More than a movie, “Black Panther” has become a cultural touchstone in the age of Black Lives Matter, with black social media — and white and Latino and Asian and Native American allies —  erupting in a frenzy of hope and joy at the sight of a comic book superhero who is not simply a well-received black guest in a house owned by whites.

This time he is the king of an entire nation, the wise young ruler of an African kingdom whose leading warriors, scientists and healers are black women. “Wakanda Forever!” echoes historical clarion calls, “Up You Mighty Race!” and “Black Power!” precisely because it imagines black life as worthy of experiencing joy, receiving and giving love, finding home. Social media now offer a window into the past in a manner that, at its best, amplifies and disseminates over a century of intellectual work on black history, helping to catalogue the importance of past social movements while shaping current protests, organizations and freedom dreams.

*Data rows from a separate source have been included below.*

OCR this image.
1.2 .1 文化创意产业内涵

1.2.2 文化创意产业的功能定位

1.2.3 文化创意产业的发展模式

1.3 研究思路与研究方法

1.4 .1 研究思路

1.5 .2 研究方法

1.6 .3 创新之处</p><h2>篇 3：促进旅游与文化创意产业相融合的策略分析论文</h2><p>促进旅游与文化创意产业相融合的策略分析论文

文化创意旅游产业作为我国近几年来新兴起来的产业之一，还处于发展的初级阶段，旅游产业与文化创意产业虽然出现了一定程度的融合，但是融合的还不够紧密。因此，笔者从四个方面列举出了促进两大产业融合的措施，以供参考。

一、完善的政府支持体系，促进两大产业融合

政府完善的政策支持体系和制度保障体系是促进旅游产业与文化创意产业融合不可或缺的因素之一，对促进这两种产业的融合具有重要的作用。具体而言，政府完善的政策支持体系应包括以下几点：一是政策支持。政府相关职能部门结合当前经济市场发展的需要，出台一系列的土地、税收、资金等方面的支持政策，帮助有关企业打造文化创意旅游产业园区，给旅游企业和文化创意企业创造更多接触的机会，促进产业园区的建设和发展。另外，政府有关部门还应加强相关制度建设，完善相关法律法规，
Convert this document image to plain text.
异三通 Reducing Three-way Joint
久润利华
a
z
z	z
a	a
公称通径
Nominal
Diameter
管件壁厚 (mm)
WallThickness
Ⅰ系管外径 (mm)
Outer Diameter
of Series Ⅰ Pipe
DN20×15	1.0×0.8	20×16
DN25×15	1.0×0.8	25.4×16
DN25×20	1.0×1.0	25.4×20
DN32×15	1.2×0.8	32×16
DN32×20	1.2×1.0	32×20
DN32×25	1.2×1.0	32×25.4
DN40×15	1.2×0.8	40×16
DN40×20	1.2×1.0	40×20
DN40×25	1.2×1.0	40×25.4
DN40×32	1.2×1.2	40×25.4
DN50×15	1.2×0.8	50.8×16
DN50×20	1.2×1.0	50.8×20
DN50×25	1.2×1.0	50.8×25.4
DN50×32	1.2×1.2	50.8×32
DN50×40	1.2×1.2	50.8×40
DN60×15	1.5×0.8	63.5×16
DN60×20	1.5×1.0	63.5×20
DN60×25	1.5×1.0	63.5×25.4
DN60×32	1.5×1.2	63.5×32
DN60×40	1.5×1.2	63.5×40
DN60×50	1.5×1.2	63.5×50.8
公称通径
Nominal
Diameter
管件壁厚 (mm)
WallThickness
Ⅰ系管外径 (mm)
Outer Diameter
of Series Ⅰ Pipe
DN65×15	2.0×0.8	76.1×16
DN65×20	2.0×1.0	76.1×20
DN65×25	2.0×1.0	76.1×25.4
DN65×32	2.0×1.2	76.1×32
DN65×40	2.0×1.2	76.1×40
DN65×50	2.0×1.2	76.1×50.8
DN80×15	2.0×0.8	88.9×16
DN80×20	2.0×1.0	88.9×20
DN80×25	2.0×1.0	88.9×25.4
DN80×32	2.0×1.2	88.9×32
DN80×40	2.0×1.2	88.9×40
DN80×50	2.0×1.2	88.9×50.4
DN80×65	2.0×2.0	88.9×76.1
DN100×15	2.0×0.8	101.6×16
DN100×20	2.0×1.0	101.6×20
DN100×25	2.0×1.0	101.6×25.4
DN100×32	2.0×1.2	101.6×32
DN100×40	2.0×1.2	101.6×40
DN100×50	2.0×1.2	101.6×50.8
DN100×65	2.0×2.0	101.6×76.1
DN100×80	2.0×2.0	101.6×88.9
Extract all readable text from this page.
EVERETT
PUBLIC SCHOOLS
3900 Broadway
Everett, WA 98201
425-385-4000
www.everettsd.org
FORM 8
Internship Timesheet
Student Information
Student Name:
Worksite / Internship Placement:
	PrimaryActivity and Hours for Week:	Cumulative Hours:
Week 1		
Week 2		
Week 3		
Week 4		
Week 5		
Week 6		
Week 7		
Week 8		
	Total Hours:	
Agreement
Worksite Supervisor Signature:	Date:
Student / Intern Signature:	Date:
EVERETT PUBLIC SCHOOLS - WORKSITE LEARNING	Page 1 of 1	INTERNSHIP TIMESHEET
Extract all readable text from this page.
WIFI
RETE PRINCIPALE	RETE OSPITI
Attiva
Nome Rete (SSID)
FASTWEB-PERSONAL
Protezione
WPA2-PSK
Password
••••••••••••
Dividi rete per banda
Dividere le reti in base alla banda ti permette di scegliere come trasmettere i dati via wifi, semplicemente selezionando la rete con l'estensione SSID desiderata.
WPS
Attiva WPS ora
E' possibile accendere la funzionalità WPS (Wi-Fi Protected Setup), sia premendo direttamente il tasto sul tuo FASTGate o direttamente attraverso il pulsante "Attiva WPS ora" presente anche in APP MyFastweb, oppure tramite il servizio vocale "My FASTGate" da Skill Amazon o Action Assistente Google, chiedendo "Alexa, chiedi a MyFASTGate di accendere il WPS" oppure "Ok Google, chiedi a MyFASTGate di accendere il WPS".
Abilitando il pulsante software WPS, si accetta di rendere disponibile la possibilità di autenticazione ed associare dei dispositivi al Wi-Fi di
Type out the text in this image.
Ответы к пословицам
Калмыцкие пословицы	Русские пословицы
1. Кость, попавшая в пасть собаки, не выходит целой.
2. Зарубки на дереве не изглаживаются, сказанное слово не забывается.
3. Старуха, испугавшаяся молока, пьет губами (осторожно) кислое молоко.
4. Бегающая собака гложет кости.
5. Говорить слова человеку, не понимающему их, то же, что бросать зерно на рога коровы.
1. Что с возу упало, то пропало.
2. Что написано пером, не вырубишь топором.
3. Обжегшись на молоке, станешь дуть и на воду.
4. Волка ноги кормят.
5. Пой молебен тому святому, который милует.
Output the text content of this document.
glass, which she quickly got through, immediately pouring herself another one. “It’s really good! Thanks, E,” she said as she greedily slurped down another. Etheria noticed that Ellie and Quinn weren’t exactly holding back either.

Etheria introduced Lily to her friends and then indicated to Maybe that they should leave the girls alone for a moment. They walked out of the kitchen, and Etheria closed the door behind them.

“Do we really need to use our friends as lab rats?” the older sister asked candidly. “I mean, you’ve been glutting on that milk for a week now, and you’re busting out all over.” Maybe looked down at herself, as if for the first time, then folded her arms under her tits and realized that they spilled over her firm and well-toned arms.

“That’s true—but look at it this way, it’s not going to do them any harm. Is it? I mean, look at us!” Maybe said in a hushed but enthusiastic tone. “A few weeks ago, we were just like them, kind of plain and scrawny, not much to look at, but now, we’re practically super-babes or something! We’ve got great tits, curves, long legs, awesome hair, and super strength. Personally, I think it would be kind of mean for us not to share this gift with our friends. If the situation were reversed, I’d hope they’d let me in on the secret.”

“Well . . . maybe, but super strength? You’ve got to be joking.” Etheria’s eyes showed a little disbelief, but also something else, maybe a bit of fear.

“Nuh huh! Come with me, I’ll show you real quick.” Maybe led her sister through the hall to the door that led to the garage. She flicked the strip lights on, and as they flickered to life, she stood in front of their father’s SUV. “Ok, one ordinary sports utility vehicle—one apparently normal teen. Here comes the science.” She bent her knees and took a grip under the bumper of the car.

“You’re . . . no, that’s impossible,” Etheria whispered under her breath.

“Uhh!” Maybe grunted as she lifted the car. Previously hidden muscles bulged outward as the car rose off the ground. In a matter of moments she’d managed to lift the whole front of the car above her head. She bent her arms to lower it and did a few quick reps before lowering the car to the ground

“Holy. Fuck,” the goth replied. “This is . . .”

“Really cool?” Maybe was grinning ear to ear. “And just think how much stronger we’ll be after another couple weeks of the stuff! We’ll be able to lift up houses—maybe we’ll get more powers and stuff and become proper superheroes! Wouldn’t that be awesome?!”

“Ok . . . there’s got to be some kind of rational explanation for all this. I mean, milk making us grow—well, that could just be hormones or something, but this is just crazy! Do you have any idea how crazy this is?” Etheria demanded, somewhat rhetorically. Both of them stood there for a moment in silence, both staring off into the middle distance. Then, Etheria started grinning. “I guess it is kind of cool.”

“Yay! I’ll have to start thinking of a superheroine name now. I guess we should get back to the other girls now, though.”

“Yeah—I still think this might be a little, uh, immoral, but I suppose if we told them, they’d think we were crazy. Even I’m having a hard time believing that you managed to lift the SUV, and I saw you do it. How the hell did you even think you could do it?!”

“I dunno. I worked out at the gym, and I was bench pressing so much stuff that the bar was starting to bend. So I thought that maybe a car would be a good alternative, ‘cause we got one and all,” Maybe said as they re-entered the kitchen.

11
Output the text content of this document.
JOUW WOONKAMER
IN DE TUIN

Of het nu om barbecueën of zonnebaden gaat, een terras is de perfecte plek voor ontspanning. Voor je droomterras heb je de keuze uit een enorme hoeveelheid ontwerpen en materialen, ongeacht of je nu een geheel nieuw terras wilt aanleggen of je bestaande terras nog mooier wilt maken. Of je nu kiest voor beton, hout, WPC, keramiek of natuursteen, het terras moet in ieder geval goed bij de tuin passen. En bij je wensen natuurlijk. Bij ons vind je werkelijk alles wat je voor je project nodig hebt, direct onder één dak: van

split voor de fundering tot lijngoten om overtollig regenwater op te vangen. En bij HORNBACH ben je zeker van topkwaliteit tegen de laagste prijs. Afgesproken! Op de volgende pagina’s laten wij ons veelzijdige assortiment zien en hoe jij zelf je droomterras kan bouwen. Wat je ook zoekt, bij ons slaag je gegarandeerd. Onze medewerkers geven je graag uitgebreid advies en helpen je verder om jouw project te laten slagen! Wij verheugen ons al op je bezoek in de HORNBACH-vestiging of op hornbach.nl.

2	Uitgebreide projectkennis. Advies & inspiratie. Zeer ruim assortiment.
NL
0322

What might have simply been an exercise in branding for one of the largest movie franchises on the planet has suddenly morphed into a pop cultural phenomenon that mixes political substance with cultural subversion. The latter point is best realized in Kendrick Lamar’s throbbing soundtrack, most poignantly the album’s best track, “All the Stars,” performed with SZA. The video has rightfully become a much-talked-about homage to a mélange of African styles, reflecting the breadth and depth of the continent’s potent cultural, political and aesthetic influence on the world. The song’s chorus imagines home as a world away that, on some magical nights, seem closer. “Black Panther’s” major achievement is to make those stars appear closer to all of us who are still seeking a port in the storm, a way back home.

Peniel E. Joseph is the Barbara Jordan Chair in Ethics and Political Values and Founding Director for the Center for the Study of Race and Democracy at the LBJ School of Public Affairs and Professor of History at the University of Texas at Austin.